The 1900 build was laid out with 16 self-acting mules and 48 Asa Lees & Co ring frames giving a total of 30,000 spindles. There were 568 power looms. In 1908 Stott returned and added the water tower and the sprinkler system; outside England it was tradition to build the name of the mill into the chimney rather than the water tower.

== Collections ==
- The collection of the former Jannink Museum focuses on life and work in Twente. The textile sector dominated the lives of the poor for over 200 years. The collection shows the lives of the linen handloom weavers working from home, and all the stages of industrial life thereafter.
- The natural history collection of the Museumfabriek originates from the former Natuurmuseum Enschede.
- Van Deinse Instituut was involved in researching the past and present of Twente.
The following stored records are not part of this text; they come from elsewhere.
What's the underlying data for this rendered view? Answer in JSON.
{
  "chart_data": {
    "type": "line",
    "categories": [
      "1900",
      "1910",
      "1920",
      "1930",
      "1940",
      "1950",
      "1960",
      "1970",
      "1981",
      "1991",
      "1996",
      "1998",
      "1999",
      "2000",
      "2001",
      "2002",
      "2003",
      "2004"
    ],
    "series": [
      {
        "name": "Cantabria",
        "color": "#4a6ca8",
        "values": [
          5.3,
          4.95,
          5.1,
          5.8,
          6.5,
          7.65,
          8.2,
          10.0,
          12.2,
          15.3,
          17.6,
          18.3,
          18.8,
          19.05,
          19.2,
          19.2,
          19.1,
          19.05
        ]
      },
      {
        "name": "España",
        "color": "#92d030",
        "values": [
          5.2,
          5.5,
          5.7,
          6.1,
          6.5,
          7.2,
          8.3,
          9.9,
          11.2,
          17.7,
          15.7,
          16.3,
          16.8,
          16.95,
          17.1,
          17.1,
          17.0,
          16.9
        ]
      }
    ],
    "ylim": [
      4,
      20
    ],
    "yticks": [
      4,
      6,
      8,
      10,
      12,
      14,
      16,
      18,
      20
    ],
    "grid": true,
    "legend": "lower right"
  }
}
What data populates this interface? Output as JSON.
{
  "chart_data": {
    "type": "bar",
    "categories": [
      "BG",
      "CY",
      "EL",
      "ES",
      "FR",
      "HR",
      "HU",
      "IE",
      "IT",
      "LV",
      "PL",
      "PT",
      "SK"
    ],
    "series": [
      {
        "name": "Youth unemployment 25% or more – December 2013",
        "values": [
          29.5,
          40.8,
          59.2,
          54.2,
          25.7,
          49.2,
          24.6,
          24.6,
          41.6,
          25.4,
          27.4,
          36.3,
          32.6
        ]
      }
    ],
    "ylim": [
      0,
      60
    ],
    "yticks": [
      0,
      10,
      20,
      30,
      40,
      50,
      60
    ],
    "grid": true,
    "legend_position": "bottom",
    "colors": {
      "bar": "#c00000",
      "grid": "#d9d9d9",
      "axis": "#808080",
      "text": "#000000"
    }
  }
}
It studied the regional culture, folklore, language, cultural history and landscape of Twente. The heritage of the Van Deinse Institute is an extensive collection of material from the history of Twente, with a full-size historic Twents Lös Hoes (open house, a farm house without separate rooms, where both livestock and humans lived together) as one of its main attractions.
- The museum has designated a specific part of its premises for the Twentse Taalkamer (language room), where visitors may become acquainted with the Twents language.